I am sure we don’t need a huge amount of familiarisation with the dish. Everyone knows what a Scotch egg is and vaguely how to make one. The origins of the Scotch egg are lost to the mists of time, but there are various contenders for the crown of brilliance — and it is a work of brilliance, surely anyone can see that.

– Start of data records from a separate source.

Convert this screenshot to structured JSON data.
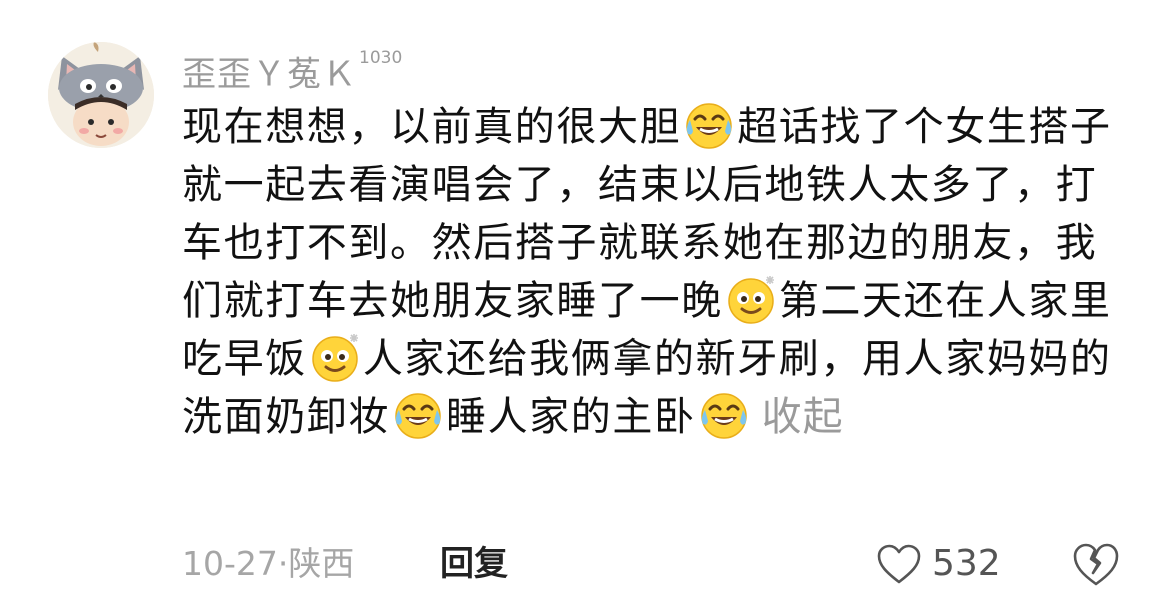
{
  "comment": {
    "username": "歪歪Ｙ菟Ｋ",
    "level_badge": "1030",
    "segments": [
      {
        "type": "text",
        "value": "现在想想，以前真的很大胆"
      },
      {
        "type": "emoji",
        "icon": "laughing-tears-emoji"
      },
      {
        "type": "text",
        "value": "超话找了个女生搭子就一起去看演唱会了，结束以后地铁人太多了，打车也打不到。然后搭子就联系她在那边的朋友，我们就打车去她朋友家睡了一晚"
      },
      {
        "type": "emoji",
        "icon": "sparkle-grin-emoji"
      },
      {
        "type": "text",
        "value": "第二天还在人家里吃早饭"
      },
      {
        "type": "emoji",
        "icon": "sparkle-grin-emoji"
      },
      {
        "type": "text",
        "value": "人家还给我俩拿的新牙刷，用人家妈妈的洗面奶卸妆"
      },
      {
        "type": "emoji",
        "icon": "laughing-tears-emoji"
      },
      {
        "type": "text",
        "value": "睡人家的主卧"
      },
      {
        "type": "emoji",
        "icon": "laughing-tears-emoji"
      }
    ],
    "collapse_label": "收起",
    "date": "10-27",
    "separator": "·",
    "location": "陕西",
    "reply_label": "回复",
    "like_count": "532",
    "icons": {
      "like": "heart-outline-icon",
      "dislike": "broken-heart-icon"
    },
    "colors": {
      "text": "#111111",
      "muted": "#9b9b9b",
      "emoji_face": "#ffd43a"
    }
  }
}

Swanky London store Fortnum & Mason claims to have invented this wondrous food in 1738 as a travellers’ snack, but the evidence for this claim has since been lost. Imagine being the office boy in the Fortnum food archives when a call came in from the Scotch Egg Historical Society. “Erm, I seem to have misplaced the vellum in question.” There are other theories out there as to the initiation of the meteoric rise of the Scotch egg to snack-food stardom. In terms of its premier in foodie literature, it was first mentioned in 1809 by Maria Rundell. Her version is served hot as a supper item — with gravy. Now there’s a whole new old idea to put to the test.

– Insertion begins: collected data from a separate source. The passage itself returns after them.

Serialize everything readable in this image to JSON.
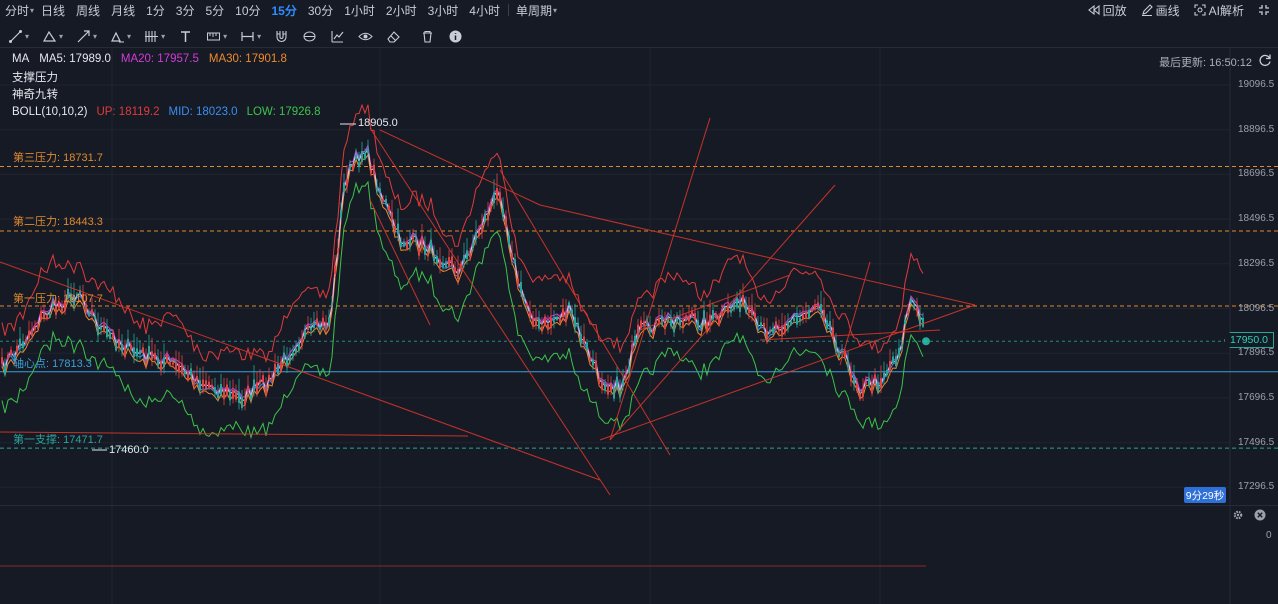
{
  "timeframes": [
    {
      "label": "分时",
      "dropdown": true
    },
    {
      "label": "日线"
    },
    {
      "label": "周线"
    },
    {
      "label": "月线"
    },
    {
      "label": "1分"
    },
    {
      "label": "3分"
    },
    {
      "label": "5分"
    },
    {
      "label": "10分"
    },
    {
      "label": "15分",
      "active": true
    },
    {
      "label": "30分"
    },
    {
      "label": "1小时"
    },
    {
      "label": "2小时"
    },
    {
      "label": "3小时"
    },
    {
      "label": "4小时"
    }
  ],
  "period_select": "单周期",
  "top_right": {
    "replay": "回放",
    "draw": "画线",
    "ai": "AI解析"
  },
  "legend": {
    "ma": "MA",
    "ma5": "MA5: 17989.0",
    "ma20": "MA20: 17957.5",
    "ma30": "MA30: 17901.8"
  },
  "indicators": {
    "support_resistance": "支撑压力",
    "magic_nine": "神奇九转",
    "boll_name": "BOLL(10,10,2)",
    "boll_up": "UP: 18119.2",
    "boll_mid": "MID: 18023.0",
    "boll_low": "LOW: 17926.8"
  },
  "last_update": "最后更新: 16:50:12",
  "price_axis": [
    "19096.5",
    "18896.5",
    "18696.5",
    "18496.5",
    "18296.5",
    "18096.5",
    "17896.5",
    "17696.5",
    "17496.5",
    "17296.5"
  ],
  "current_price": "17950.0",
  "countdown": "9分29秒",
  "levels": {
    "r3": "第三压力: 18731.7",
    "r2": "第二压力: 18443.3",
    "r1": "第一压力: 18107.7",
    "pivot": "轴心点: 17813.3",
    "s1": "第一支撑: 17471.7"
  },
  "annotations": {
    "high": "18905.0",
    "low": "17460.0"
  },
  "sub_axis_zero": "0",
  "colors": {
    "bg": "#161a25",
    "ma5": "#e8e8e8",
    "ma20": "#d03cd8",
    "ma30": "#f08a2c",
    "boll_up": "#e03b3b",
    "boll_mid": "#3a8ef0",
    "boll_low": "#3cc34a",
    "up_candle": "#e04343",
    "down_candle": "#26a69a",
    "accent": "#2f8cff",
    "pressure": "#e08a2c",
    "support": "#26a69a",
    "pivot": "#3aa0d8"
  }
}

For this recipe for Scotch eggs, we are scotching a quail egg, and I can tell you now that you are going to struggle to get a runny yolk from a quail’s egg that is cooked firmly enough to peel. Feel free to try and I look forward to being proved wrong. The meat is a mixture of pheasant and smoked bacon, but you can play fast and loose with that. A rabbit version would be fun at Easter. Whatever game meat is used, some fat will need to be added, be that back fat or bacon. To ensure they are not too dry, more fat is needed than is generally present in game meat. I’ve made these into a fancy lunch dish with the addition of some warmed roast pumpkin, doused with a little sherry vinegar. For me, a cold egg also needs cress, so there is a sprinkling atop the whole show and some herby mayonnaise playing a supporting role.

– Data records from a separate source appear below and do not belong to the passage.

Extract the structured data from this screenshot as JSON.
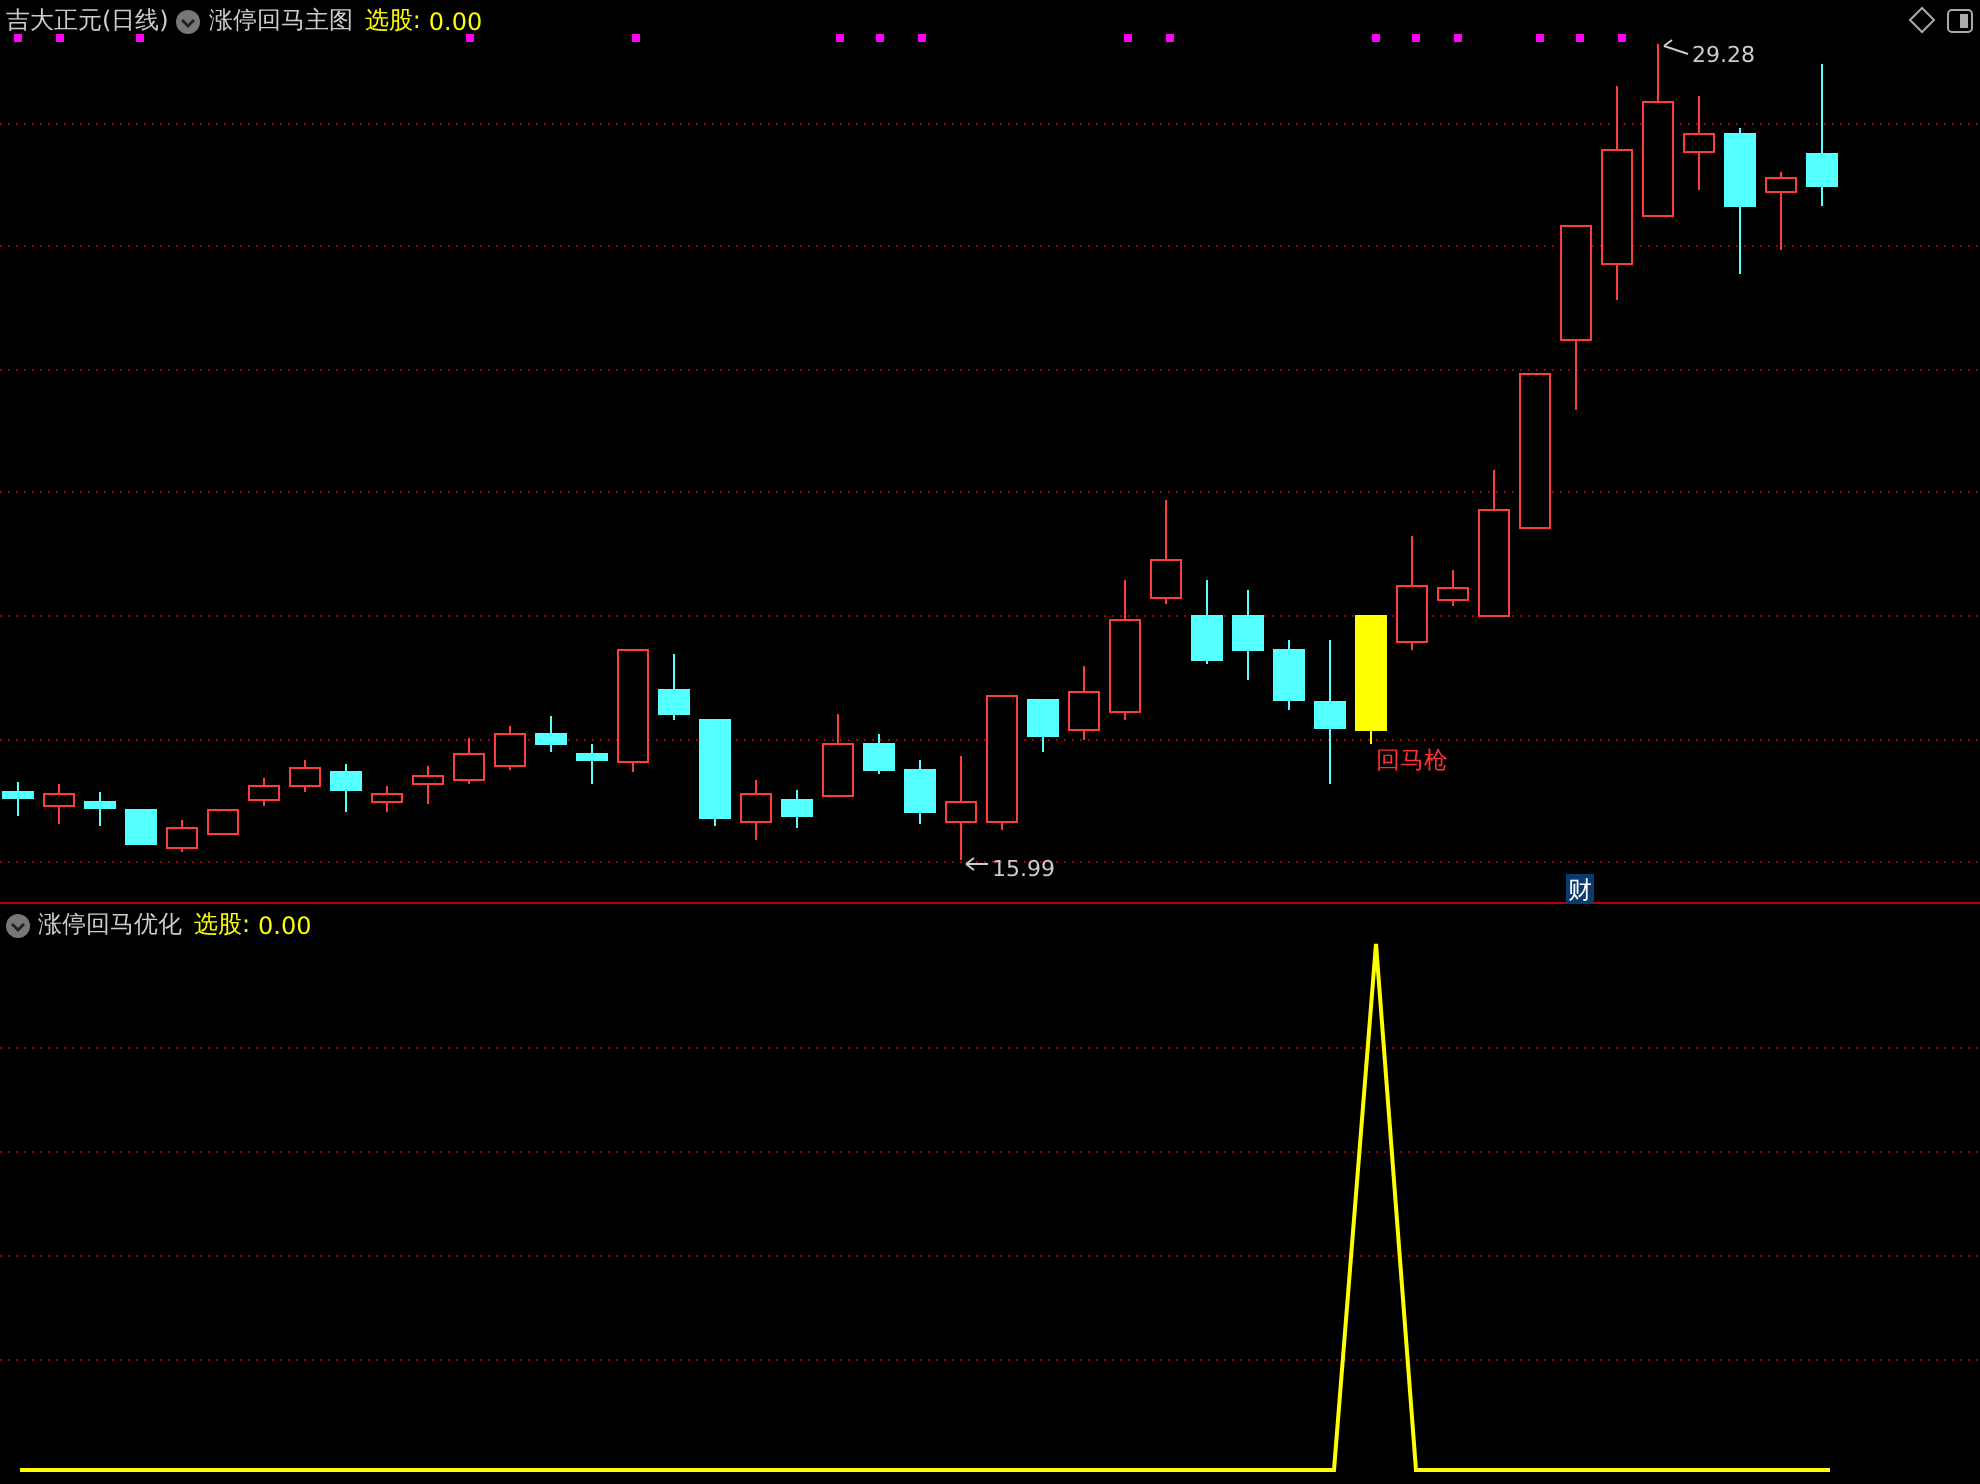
{
  "stock": {
    "name": "吉大正元(日线)"
  },
  "main_panel": {
    "indicator": "涨停回马主图",
    "label": "选股:",
    "value": "0.00",
    "high_label": "29.28",
    "low_label": "15.99",
    "signal_label": "回马枪",
    "event_badge": "财"
  },
  "sub_panel": {
    "indicator": "涨停回马优化",
    "label": "选股:",
    "value": "0.00"
  }
}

Scotch egg recipe with quail, roasted pumpkin and herby mayonnaise

Ingredients

  • 6 quail eggs
  • 150g pheasant meat, diced
  • 75g smoked bacon, rindless and chopped
  • Salt and pepper
  • Oil, for frying
  • Flour, beaten egg and breadcrumbs, for breading
  • For the garnish half a punnet of cress
  • 400g roasted pumpkin, or other squash
  • 1 dsP good quality sherry vinegar
  • A sprig of parsley, chives and tarragon
  • 1 or 2 TBSP mayonnaise

Method

  1. Gently lower the eggs into boiling water and time for four minutes. Remove to iced water to allow them to cool rapidly. Once cool, carefully peel them and set them aside.
  2. Mince the pheasant and bacon together on a fine setting or twice on a coarse plate. Season well with pepper, but go easy on the salt as the bacon will make a contribution. 3
  3. The best way to apply the meat to the boiled eggs is to divide it into six equal balls and spread one ball at a time into a thin patty on one hand. Place the egg in the middle and wrap. Squeeze and form into a tight ball. It may help to roll the eggs in a little flour first.
  4. Roll each of the meat-wrapped eggs in a little seasoned flour. Place in beaten egg and then in the breadcrumbs, making sure they are well coated all over.
  5. Put sufficient cooking oil in a smallish pan to immerse the eggs and heat to 160°C. Fry the eggs in two batches of three for three minutes each, turning them once in case they catch. Remove the cooked eggs and drain on kitchen paper. Warm some cooked squash and season with a little sherry vinegar.
  6. Knock up a herby mayonnaise by mixing a dessertspoon of chopped parsley, chives and tarragon with a tablespoon of mayonnaise, perhaps adding a squeeze of lemon.
  7. Cut the eggs in half so they look pretty and serve atop a base of roasted squash. Scatter over loads of cress and adorn with a spoonful of herby mayo.